🤖 AI Summary
This work investigates how to achieve approximately uniform edge sampling in sublinear time under a hybrid query model that combines independent set queries and local graph queries. It establishes, for the first time, a tight two-way reduction between edge sampling and approximate edge counting in this model, demonstrating that the two problems share matching upper and lower bounds in query complexity. The proposed sampling algorithm matches the query complexity of the current best-known edge counting algorithms, while the analysis yields tight lower bounds for each constituent query model. These results highlight the pivotal role of independent set queries in enabling efficient graph sampling tasks, revealing a fundamental equivalence between sampling and counting in terms of computational hardness under the hybrid query framework.
📝 Abstract
A central theme in sublinear graph algorithms is the relationship between counting and sampling: can the ability to approximately count a combinatorial structure be leveraged to sample it nearly uniformly at essentially the same cost?
We study (i) independent-set (IS) queries, which return whether a vertex set $S$ is edge-free, and (ii) two standard local queries: degree and neighbor queries. Eden and Rosenbaum (SOSA `18) proved that in the local-query model, uniform edge sampling is no harder than approximate edge counting. We extend this phenomenon to new settings.

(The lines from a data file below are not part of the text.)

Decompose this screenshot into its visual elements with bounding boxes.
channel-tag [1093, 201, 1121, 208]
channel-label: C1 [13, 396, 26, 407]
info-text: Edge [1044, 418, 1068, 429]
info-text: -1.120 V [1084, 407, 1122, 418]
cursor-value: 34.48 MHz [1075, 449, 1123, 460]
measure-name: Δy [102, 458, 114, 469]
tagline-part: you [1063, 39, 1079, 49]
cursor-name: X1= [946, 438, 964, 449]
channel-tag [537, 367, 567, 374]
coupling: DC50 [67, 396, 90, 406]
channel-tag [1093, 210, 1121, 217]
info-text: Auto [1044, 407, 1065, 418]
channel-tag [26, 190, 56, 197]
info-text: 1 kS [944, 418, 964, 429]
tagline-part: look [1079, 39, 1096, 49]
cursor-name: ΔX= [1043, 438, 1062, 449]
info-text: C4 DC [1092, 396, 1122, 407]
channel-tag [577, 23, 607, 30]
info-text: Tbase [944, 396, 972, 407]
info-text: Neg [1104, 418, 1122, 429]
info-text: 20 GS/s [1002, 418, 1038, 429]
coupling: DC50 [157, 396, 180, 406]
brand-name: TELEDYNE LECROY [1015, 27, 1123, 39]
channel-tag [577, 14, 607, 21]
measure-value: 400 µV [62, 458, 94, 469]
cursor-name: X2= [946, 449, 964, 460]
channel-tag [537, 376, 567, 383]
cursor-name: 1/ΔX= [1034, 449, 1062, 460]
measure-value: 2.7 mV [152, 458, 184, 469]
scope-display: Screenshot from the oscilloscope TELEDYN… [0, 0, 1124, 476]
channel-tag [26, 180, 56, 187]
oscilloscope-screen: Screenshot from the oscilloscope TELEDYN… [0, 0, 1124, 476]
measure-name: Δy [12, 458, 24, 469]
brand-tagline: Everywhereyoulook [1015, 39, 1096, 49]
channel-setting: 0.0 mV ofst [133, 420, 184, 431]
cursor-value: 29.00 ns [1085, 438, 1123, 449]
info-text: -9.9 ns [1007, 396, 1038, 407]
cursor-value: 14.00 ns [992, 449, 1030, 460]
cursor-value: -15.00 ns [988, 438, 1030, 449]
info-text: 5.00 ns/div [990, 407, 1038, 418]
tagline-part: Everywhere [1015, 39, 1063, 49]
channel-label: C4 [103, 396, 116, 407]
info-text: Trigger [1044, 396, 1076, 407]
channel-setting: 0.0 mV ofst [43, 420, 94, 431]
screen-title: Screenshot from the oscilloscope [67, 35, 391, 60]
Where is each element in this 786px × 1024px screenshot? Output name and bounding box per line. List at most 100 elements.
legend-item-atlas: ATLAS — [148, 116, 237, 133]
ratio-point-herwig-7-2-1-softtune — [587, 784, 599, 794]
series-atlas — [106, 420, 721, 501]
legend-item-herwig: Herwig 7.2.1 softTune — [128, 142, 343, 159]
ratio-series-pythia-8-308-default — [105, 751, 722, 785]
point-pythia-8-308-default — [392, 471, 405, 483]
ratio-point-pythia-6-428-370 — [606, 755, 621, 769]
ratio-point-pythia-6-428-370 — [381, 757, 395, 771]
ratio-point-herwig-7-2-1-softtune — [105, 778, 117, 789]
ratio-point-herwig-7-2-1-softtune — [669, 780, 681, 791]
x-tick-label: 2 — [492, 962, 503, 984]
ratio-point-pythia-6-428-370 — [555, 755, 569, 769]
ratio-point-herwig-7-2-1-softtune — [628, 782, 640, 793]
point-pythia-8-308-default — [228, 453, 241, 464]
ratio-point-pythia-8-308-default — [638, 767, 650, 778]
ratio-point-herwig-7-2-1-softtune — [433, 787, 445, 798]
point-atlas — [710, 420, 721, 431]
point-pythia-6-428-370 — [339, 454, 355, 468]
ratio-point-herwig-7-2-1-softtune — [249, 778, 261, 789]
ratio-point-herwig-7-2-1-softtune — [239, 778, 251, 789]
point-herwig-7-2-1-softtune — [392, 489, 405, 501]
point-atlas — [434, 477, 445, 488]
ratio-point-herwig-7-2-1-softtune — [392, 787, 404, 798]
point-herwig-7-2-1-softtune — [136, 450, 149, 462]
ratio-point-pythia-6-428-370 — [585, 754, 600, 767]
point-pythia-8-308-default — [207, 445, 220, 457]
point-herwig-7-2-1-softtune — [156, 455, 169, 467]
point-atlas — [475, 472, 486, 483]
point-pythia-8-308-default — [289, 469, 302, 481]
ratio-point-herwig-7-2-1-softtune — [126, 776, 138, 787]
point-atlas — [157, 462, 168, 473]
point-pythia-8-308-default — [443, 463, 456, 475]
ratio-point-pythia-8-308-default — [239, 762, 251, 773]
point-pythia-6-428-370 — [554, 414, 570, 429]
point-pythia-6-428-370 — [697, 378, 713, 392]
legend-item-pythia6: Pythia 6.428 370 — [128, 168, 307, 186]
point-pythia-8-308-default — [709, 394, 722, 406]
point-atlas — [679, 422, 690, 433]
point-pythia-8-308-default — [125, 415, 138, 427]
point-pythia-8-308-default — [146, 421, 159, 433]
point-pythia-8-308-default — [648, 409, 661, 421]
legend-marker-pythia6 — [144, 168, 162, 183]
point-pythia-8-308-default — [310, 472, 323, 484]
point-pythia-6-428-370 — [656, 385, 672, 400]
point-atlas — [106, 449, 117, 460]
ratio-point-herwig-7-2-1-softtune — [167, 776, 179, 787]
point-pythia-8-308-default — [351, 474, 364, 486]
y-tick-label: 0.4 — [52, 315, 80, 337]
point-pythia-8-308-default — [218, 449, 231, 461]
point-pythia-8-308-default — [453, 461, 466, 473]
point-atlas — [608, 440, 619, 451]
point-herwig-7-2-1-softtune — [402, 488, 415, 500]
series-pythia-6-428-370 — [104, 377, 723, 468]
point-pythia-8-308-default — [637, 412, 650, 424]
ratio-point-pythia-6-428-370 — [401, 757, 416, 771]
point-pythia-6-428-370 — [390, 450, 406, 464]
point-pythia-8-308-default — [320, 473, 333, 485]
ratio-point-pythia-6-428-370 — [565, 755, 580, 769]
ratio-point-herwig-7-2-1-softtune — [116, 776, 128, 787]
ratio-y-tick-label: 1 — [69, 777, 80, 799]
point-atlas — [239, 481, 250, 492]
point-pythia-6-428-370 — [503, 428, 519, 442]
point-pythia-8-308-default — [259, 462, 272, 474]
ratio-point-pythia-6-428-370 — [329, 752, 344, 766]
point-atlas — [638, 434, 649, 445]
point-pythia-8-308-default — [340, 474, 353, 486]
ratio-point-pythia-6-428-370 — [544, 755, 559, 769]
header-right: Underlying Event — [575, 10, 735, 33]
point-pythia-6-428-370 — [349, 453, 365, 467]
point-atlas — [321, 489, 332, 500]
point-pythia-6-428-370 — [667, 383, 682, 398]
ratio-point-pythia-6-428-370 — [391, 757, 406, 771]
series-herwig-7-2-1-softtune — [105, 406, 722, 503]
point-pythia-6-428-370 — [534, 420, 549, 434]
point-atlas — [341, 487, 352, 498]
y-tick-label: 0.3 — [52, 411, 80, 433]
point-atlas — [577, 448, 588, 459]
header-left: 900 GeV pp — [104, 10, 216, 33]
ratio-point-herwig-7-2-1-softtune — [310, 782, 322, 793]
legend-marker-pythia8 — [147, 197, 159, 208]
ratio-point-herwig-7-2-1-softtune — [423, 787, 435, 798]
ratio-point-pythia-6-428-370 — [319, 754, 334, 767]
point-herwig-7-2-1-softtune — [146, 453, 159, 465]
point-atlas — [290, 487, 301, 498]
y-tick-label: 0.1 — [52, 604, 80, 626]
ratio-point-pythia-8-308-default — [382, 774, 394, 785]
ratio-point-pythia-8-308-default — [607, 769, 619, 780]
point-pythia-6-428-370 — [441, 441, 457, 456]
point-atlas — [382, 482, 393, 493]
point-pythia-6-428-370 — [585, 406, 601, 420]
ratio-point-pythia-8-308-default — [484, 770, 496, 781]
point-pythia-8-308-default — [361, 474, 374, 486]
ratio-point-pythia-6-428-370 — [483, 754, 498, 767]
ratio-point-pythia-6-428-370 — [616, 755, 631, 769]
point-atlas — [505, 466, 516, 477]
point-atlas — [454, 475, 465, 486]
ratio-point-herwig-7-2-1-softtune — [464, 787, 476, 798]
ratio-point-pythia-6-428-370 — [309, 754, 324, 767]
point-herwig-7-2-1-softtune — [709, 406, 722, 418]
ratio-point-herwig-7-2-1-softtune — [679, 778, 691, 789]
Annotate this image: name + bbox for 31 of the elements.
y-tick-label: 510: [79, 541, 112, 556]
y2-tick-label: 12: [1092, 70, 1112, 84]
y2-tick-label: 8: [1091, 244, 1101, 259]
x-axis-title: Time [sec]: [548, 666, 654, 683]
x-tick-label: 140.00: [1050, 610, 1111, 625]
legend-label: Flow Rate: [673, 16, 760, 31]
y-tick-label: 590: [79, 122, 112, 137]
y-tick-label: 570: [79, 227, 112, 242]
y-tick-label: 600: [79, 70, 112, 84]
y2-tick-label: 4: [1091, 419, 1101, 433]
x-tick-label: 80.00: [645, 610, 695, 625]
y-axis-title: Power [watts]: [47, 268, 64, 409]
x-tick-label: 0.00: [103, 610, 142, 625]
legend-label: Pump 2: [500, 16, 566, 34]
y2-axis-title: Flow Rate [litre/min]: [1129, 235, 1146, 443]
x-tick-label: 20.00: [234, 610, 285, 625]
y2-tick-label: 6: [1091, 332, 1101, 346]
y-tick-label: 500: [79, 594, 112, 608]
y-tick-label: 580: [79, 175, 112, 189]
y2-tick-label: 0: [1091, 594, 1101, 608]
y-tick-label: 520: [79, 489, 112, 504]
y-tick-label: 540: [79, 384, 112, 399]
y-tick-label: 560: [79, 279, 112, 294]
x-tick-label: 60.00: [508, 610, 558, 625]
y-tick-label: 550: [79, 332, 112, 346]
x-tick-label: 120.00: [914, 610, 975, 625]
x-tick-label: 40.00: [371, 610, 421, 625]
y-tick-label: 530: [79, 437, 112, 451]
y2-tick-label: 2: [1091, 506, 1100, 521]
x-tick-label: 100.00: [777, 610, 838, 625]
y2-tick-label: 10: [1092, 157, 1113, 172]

We establish sampling-counting equivalence for the hybrid model that combines IS and local queries, matching the complexity of edge-count estimation achieved by Adar, Hotam and Levi (2026), and an analogous equivalence for IS queries, matching the complexity of edge-count estimation achieved by Xi, Levi and Waingarten (SODA `20).
For each query model, we show lower bounds for uniform edge sampling that essentially coincide with the known bounds for approximate edge counting.